With 80% of its production tied to natural gas, EnCana Corp. is turning its back on Alberta and instead will zero in on its burgeoning gas plays in Wyoming and Texas with an eye to build its North American gas output by 7% in 2008. The Calgary-based producer also plans to advance its Deep Panuke gas project offshore Nova Scotia.

Canada's largest gas producer forecast that its total North American gas production would grow to 3.78 Bcf/d from 3.54 Bcf/d in 2007. In the United States, gas output is expected to jump 25% to 1.66 Bcf/d from 1.33 Bcf/d. Canadian gas output, which had been centered in Alberta, is slated to drop 4% to 2.12 Bcf/d from 2.21 Bcf/d "to reflect the recent erosion of economic returns." Total oil and natural gas liquids production (excluding volumes from integrated oilsands) is expected to decline about 8%, mostly because of a natural decline in mature properties.

Total North American oil and gas production is expected to grow about 5% to 4.6 Bcfe/d from 4.3 Bcfe/d in 2007.

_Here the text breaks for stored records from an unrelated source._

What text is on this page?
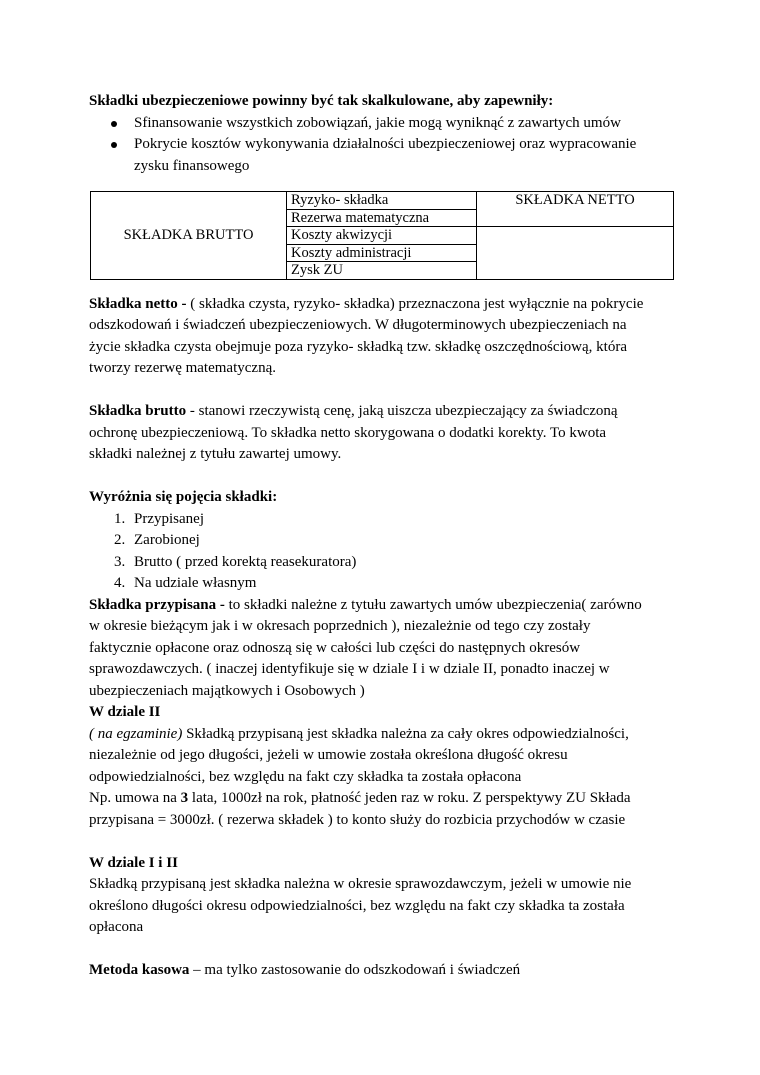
Składki ubezpieczeniowe powinny być tak skalkulowane, aby zapewniły:

Sfinansowanie wszystkich zobowiązań, jakie mogą wyniknąć z zawartych umów
Pokrycie kosztów wykonywania działalności ubezpieczeniowej oraz wypracowanie

zysku finansowego

SKŁADKA BRUTTO	Ryzyko- składka	SKŁADKA NETTO
	Rezerwa matematyczna	
	Koszty akwizycji	
	Koszty administracji	
	Zysk ZU	

Składka netto - ( składka czysta, ryzyko- składka) przeznaczona jest wyłącznie na pokrycie

odszkodowań i świadczeń ubezpieczeniowych. W długoterminowych ubezpieczeniach na

życie składka czysta obejmuje poza ryzyko- składką tzw. składkę oszczędnościową, która

tworzy rezerwę matematyczną.

Składka brutto - stanowi rzeczywistą cenę, jaką uiszcza ubezpieczający za świadczoną

ochronę ubezpieczeniową. To składka netto skorygowana o dodatki korekty. To kwota

składki należnej z tytułu zawartej umowy.

Wyróżnia się pojęcia składki:

1. Przypisanej
2. Zarobionej
3. Brutto ( przed korektą reasekuratora)
4. Na udziale własnym

Składka przypisana - to składki należne z tytułu zawartych umów ubezpieczenia( zarówno

w okresie bieżącym jak i w okresach poprzednich ), niezależnie od tego czy zostały

faktycznie opłacone oraz odnoszą się w całości lub części do następnych okresów

sprawozdawczych. ( inaczej identyfikuje się w dziale I i w dziale II, ponadto inaczej w

ubezpieczeniach majątkowych i Osobowych )

W dziale II

( na egzaminie) Składką przypisaną jest składka należna za cały okres odpowiedzialności,

niezależnie od jego długości, jeżeli w umowie została określona długość okresu

odpowiedzialności, bez względu na fakt czy składka ta została opłacona

Np. umowa na 3 lata, 1000zł na rok, płatność jeden raz w roku. Z perspektywy ZU Składa

przypisana = 3000zł. ( rezerwa składek ) to konto służy do rozbicia przychodów w czasie

W dziale I i II

Składką przypisaną jest składka należna w okresie sprawozdawczym, jeżeli w umowie nie

określono długości okresu odpowiedzialności, bez względu na fakt czy składka ta została

opłacona

Metoda kasowa – ma tylko zastosowanie do odszkodowań i świadczeń
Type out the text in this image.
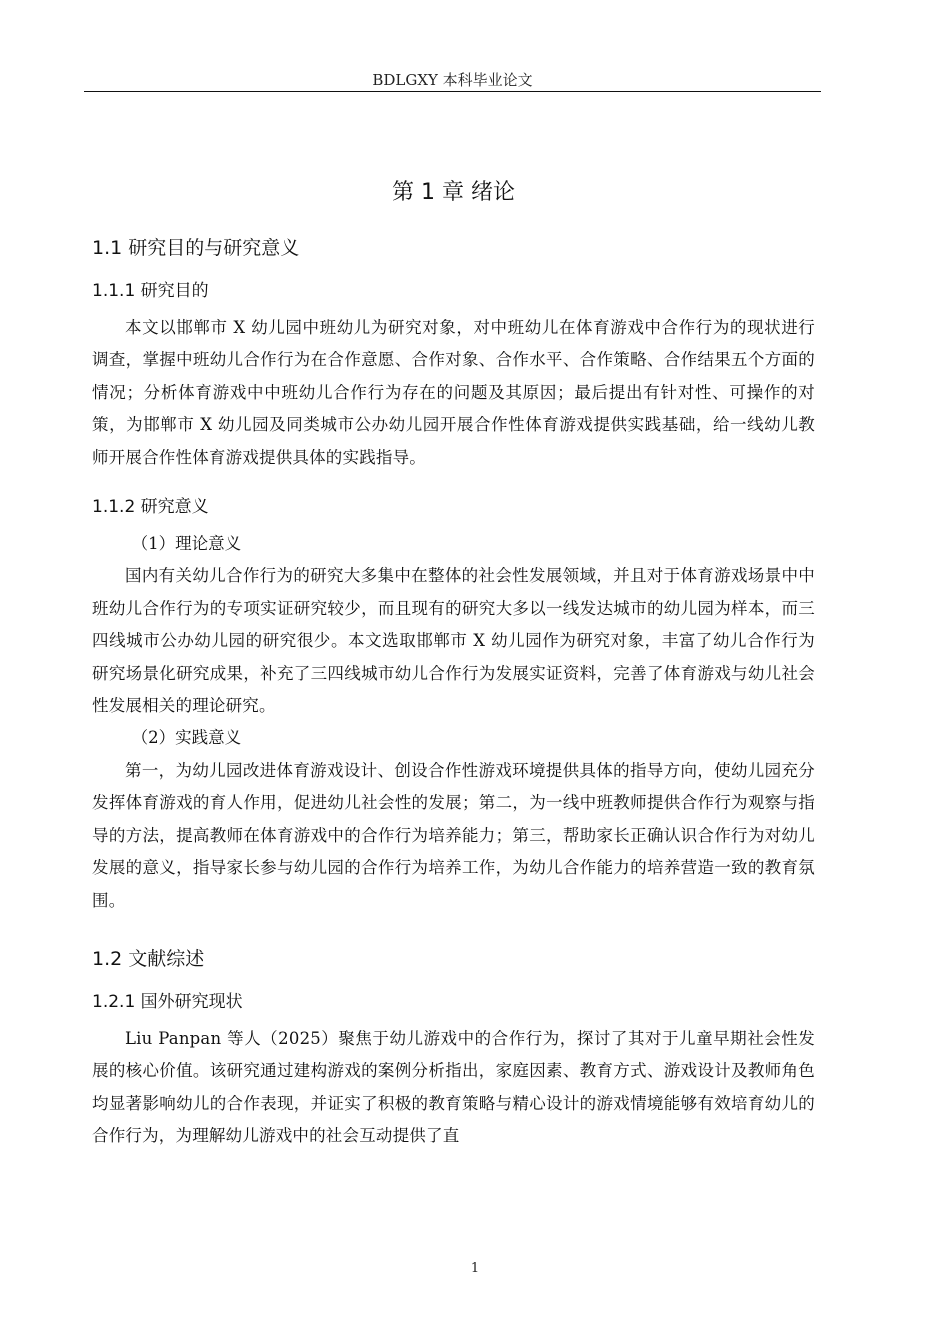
BDLGXY 本科毕业论文
第 1 章 绪论
1.1 研究目的与研究意义
1.1.1 研究目的

本文以邯郸市 X 幼儿园中班幼儿为研究对象，对中班幼儿在体育游戏中合作行为的现状进行调查，掌握中班幼儿合作行为在合作意愿、合作对象、合作水平、合作策略、合作结果五个方面的情况；分析体育游戏中中班幼儿合作行为存在的问题及其原因；最后提出有针对性、可操作的对策，为邯郸市 X 幼儿园及同类城市公办幼儿园开展合作性体育游戏提供实践基础，给一线幼儿教师开展合作性体育游戏提供具体的实践指导。

1.1.2 研究意义

（1）理论意义

国内有关幼儿合作行为的研究大多集中在整体的社会性发展领域，并且对于体育游戏场景中中班幼儿合作行为的专项实证研究较少，而且现有的研究大多以一线发达城市的幼儿园为样本，而三四线城市公办幼儿园的研究很少。本文选取邯郸市 X 幼儿园作为研究对象，丰富了幼儿合作行为研究场景化研究成果，补充了三四线城市幼儿合作行为发展实证资料，完善了体育游戏与幼儿社会性发展相关的理论研究。

（2）实践意义

第一，为幼儿园改进体育游戏设计、创设合作性游戏环境提供具体的指导方向，使幼儿园充分发挥体育游戏的育人作用，促进幼儿社会性的发展；第二，为一线中班教师提供合作行为观察与指导的方法，提高教师在体育游戏中的合作行为培养能力；第三，帮助家长正确认识合作行为对幼儿发展的意义，指导家长参与幼儿园的合作行为培养工作，为幼儿合作能力的培养营造一致的教育氛围。

1.2 文献综述
1.2.1 国外研究现状

Liu Panpan 等人（2025）聚焦于幼儿游戏中的合作行为，探讨了其对于儿童早期社会性发展的核心价值。该研究通过建构游戏的案例分析指出，家庭因素、教育方式、游戏设计及教师角色均显著影响幼儿的合作表现，并证实了积极的教育策略与精心设计的游戏情境能够有效培育幼儿的合作行为，为理解幼儿游戏中的社会互动提供了直

1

"The strength and diversification of our portfolio reduces our risk and gives us opportunities for direct investment in the most attractive return projects, which is what we plan to continue to do in 2008," said CEO Randy Eresman. "With the geological and economic success in our unconventional gas fields in Wyoming and Texas, we are substantially increasing investment in our U.S. natural gas production, which is expected to grow by about 25% this year."

EnCana's gas growth, said Eresman, "is largely driven by our leading-return projects -- Jonah in Wyoming and the Amoruso Field in East Texas, where a planned investment increase of about 65%, to more than $1 billion, is expected to boost production more than 45%."

The independent is planning to spend about US$6.9 billion in 2008, a 13% jump from 2007. The capital funding program will be internal, underpinned by natural gas hedges at an average price of about $8.20/Mcf on 47% of its forecasted production from January to the end of October 2008. EnCana also expects to generate an estimated $500 million from divestitures in 2008.

"In recent years we have redesigned the company to focus on our core strength -- North American unconventional resource development," said Eresman. "It's what we do best and our resource play strategy is working very well. Our core business strategy is steadfast."

The company noted that "a large change in the Canada-U.S. dollar exchange rate, increased labor rates, higher energy costs and significant increases in property taxes have made some of EnCana's Alberta-based projects less economic, as compared to previous years and relative to the rest of its portfolio. In addition, the planned Alberta royalty increases starting in 2009 have significantly diminished returns for deep gas well drilling and new and emerging resource plays."

Increases in Alberta royalties will result in a cut of about $500 million to its Alberta investments in 2008. With the expected slowdown of nonoilsands industry activity levels in Canada, capital inflation is expected to be "very low" in 2008, EnCana noted. In the United States, where EnCana's activity will remain "robust," the company expects inflation of about 5% as service capacity expands to meet demands.

"Taking all these factors into consideration, EnCana's Alberta drilling for shallow gas, deep gas [and] coalbed methane and its delineation drilling of new oilsands plays will be lower than in previous years," the company said. "Investment in British Columbia in 2008 is expected to be about the same as in 2007. In Canada, excluding integrated oilsands, about $3.0 billion is planned for upstream investment, about 10% lower than in 2007."

EnCana said it plans to double its dividend next year. Board approval of the planned increase in 2008 would result in an annual dividend of $1.60/share, increasing the yield to about 2.4% at the current share price. The company also expects to purchase about 2% of its shares in the coming year.